Better to move on wishing everyone the best than look back at Amber I say...

9 comments:

Kris McCracken said...

I hope that your friend isn't the person whose position I made redundant on Thursday.

They seemed to be in financial difficulties before I made it worse for them...

G. B. Miller said...

Hmmmm....you lost me part of the way through the story.

Good segues though.

I would like to answer the first part of your post about needing noise in order to write.

I'm the complete opposite. I need relative peace and quiet in order to write. When I was writing my first novel, I was up at about 4 in the morning, bagging away on my notebook, because it was the only way I could get any writing done.

Still the same way today. I usually get some down either at work (not a writer by trade) or at the public library.

But whatever works for you in order to get those creative juices flowing is the important thing.

Miles McClagan said...

No, it definitely wasn't, as far as I know he's still gainfully employed...just needs more dough...unless there's summat else he aint telling us...

Sorry you hated it! I'm not doing very well lately! I need background noise in every single aspect of my life, I always have...if I don't have my IPOD wedged into my ears, it's all downhill...

G. B. Miller said...

I never said that I hated it.

I don't hate anything that anyone writes in a blog.

I was simply saying that you lost me part way through the story.

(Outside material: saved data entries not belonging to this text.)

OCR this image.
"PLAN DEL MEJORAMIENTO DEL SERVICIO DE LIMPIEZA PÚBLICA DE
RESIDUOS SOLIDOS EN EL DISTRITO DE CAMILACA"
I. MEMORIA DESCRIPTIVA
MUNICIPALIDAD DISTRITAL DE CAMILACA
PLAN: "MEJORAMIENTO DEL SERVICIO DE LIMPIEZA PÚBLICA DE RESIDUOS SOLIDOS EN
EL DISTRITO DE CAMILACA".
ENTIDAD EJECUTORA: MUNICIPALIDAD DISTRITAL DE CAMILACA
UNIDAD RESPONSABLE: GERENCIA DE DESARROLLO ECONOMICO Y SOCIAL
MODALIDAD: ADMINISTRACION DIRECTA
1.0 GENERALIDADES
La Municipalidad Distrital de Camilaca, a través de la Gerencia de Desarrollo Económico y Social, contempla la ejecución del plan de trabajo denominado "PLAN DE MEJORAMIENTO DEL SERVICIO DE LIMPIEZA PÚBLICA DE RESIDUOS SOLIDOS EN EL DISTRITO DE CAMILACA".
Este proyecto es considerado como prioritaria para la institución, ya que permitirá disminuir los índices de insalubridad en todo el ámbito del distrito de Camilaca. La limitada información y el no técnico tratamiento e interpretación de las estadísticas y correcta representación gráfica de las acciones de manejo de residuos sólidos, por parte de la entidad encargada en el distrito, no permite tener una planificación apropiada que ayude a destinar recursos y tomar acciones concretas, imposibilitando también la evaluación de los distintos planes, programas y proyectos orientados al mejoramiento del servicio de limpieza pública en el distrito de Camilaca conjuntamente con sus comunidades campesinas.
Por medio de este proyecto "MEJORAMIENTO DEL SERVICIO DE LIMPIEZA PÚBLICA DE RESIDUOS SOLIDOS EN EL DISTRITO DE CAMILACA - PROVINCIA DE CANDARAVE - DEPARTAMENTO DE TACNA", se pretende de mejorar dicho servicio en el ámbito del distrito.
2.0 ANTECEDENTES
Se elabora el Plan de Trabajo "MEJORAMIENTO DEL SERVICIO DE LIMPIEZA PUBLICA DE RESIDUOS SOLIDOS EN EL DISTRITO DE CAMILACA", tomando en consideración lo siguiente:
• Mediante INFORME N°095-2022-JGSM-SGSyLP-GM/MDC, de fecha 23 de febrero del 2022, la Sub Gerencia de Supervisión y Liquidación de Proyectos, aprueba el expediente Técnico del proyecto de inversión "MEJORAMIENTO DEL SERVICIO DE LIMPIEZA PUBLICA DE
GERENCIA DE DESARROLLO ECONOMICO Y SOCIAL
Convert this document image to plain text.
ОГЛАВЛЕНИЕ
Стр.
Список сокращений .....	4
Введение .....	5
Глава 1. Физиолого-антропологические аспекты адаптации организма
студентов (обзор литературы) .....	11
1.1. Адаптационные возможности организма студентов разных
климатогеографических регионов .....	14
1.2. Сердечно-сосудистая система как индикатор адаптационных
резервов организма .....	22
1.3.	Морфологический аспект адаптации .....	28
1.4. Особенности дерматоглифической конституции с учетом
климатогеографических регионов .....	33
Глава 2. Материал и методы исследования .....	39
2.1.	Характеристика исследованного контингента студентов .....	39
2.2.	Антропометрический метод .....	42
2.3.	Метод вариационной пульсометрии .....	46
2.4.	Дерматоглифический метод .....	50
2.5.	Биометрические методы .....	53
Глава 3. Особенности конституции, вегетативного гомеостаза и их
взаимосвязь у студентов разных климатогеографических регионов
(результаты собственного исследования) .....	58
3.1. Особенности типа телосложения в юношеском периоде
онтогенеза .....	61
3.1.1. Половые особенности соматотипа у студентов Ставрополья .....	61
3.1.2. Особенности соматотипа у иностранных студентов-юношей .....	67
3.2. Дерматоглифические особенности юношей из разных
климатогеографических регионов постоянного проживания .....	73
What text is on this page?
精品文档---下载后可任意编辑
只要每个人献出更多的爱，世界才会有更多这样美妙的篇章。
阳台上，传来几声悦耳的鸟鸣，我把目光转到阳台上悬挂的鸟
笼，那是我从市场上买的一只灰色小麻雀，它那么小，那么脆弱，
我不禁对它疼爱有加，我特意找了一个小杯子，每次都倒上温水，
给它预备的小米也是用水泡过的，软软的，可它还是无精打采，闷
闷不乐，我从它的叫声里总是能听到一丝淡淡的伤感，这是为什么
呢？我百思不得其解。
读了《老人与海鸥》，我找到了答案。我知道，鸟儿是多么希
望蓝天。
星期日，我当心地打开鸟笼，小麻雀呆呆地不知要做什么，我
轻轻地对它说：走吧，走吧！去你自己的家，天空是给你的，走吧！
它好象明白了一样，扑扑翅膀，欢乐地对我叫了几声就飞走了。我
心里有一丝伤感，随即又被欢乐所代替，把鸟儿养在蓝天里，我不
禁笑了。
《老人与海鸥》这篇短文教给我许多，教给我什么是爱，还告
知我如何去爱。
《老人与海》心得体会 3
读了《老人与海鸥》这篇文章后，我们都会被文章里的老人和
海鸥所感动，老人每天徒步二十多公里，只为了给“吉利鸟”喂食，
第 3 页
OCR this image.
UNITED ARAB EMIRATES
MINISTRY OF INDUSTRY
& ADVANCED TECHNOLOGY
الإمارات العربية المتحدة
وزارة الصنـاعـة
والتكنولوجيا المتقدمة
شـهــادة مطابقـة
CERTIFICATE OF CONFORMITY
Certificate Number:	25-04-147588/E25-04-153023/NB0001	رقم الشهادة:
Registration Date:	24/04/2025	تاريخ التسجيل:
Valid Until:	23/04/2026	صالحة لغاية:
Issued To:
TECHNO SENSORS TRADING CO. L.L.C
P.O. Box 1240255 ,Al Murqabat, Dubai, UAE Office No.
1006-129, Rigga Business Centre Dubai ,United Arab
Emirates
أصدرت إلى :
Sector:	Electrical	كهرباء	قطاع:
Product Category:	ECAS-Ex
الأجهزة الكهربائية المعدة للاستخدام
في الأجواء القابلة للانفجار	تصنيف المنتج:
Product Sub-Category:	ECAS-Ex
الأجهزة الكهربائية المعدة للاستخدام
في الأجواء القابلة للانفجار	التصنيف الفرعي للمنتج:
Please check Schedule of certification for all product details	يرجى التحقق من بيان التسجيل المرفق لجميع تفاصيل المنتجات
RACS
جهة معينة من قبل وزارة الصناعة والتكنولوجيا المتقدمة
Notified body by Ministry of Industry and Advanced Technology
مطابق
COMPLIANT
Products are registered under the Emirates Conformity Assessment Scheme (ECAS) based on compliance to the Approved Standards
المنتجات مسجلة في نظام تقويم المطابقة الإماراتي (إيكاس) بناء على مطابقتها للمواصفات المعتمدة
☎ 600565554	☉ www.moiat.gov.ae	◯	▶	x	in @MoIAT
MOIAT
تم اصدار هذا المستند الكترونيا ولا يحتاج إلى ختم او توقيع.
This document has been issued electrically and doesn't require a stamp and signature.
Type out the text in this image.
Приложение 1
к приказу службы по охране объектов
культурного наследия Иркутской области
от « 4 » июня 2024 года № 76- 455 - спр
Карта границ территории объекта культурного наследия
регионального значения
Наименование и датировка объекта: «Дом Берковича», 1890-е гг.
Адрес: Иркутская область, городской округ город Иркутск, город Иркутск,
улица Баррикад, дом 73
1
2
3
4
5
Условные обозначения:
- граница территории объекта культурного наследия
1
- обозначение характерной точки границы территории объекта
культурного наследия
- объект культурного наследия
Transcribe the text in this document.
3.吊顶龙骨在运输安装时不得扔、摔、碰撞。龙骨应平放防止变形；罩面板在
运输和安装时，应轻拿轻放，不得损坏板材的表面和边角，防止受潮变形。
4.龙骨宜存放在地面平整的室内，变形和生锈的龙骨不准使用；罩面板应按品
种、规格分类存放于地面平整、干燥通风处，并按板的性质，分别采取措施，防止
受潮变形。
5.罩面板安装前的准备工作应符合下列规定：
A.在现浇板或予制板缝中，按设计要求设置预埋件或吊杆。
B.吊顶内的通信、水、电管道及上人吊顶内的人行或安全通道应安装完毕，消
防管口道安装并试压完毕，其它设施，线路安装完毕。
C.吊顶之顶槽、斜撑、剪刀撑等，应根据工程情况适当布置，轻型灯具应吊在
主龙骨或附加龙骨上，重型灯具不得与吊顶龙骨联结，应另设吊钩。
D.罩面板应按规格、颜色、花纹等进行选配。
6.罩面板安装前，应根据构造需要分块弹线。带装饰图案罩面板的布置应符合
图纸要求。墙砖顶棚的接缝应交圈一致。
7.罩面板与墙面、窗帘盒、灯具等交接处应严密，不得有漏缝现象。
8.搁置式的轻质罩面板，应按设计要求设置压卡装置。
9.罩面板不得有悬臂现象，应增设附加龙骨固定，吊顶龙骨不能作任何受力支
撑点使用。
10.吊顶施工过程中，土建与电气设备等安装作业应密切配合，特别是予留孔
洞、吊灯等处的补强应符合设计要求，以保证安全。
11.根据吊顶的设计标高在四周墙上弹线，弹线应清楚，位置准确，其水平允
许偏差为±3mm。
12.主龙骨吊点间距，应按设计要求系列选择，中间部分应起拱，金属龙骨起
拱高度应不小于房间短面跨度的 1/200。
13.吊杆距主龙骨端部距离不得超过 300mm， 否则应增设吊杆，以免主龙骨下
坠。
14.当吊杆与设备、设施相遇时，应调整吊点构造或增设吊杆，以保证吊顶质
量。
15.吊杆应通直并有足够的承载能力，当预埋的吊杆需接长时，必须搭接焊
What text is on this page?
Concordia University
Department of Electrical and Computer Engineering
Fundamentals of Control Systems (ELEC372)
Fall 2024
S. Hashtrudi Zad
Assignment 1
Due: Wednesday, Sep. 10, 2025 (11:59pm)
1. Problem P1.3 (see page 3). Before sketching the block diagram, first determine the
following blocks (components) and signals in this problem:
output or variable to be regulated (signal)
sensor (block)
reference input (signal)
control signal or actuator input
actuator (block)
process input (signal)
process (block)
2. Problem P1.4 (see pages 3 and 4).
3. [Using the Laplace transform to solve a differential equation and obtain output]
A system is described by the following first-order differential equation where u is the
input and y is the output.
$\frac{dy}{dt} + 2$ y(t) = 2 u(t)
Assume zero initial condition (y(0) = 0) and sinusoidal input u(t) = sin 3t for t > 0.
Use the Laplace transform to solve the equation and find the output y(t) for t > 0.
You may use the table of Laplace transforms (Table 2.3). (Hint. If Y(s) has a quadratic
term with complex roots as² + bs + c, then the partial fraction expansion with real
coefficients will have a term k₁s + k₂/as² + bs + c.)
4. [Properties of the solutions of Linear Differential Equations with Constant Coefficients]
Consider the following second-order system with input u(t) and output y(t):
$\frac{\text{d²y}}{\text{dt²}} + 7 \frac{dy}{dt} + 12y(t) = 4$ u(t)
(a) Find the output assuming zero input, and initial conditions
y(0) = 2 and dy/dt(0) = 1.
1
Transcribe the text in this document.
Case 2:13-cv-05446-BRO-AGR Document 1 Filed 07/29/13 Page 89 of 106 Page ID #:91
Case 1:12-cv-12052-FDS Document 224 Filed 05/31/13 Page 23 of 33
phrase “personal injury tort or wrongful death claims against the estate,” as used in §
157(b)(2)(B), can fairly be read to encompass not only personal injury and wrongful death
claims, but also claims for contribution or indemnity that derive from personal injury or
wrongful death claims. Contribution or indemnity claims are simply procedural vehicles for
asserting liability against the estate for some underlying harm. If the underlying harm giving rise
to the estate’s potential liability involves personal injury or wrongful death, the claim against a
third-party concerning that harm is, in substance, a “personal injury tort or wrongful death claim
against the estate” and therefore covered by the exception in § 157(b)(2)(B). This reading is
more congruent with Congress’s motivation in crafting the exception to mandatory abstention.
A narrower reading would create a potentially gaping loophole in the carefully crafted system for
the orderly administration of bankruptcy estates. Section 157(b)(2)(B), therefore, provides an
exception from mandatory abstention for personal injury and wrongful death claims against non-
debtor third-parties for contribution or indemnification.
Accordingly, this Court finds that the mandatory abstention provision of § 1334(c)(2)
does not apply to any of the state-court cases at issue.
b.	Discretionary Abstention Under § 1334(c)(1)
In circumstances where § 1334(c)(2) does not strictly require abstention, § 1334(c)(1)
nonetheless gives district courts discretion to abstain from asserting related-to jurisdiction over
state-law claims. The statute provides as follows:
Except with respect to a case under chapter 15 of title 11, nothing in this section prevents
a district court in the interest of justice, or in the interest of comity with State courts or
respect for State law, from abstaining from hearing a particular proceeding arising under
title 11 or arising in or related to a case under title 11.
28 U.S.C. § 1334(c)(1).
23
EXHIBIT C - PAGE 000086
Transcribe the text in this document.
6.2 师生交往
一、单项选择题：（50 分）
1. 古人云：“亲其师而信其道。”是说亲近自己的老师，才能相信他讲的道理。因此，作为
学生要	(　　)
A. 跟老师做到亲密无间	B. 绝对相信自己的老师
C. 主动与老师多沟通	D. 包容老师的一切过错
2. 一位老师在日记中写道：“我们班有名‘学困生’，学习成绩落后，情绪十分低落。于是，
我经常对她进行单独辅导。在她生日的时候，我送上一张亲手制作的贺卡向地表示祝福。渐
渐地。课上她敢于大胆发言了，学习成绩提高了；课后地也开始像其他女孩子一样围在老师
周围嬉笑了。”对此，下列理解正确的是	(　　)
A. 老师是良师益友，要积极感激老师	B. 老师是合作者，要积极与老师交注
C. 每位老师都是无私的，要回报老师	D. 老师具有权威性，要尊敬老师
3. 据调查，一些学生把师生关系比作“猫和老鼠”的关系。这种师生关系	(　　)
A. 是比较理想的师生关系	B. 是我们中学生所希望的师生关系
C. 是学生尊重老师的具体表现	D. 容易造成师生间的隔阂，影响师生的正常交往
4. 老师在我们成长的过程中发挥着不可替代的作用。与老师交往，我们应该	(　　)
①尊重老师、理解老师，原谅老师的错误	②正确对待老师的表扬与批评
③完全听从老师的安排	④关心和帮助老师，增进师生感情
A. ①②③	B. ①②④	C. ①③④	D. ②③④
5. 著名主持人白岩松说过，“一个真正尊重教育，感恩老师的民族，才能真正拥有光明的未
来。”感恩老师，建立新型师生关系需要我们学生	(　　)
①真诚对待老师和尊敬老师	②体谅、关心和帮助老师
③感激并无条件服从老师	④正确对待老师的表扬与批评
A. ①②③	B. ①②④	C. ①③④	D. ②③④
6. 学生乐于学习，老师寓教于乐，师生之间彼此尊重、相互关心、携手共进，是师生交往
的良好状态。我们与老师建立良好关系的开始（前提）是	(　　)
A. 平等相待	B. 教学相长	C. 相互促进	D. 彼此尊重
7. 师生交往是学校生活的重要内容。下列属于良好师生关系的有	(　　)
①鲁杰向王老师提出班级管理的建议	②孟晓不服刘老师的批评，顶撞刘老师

I'm sorry if you took my comment the wrong way, as it wasn't meant to be offensive.

Miles McClagan said...

No, I didn't mate, that's just my phraseology, I don't take offense, the cows get out...

Charles Gramlich said...

I adore silence, or at least the soft sounds of nature. When Lana leaves the house I turn everything off.

Miles McClagan said...

I'm not too bad with silence, but it only means I end up listening to my own thoughts, and it's not always a good thing...

Jannie Funster said...

Really - you have a Hannah Montana advent calendar? Are ya pullin' me wee leg, ye lime spider guy?

Miles McClagan said...

No, someone bought it for me as a present, and in the absence of any other advent calendars, it's doing the job!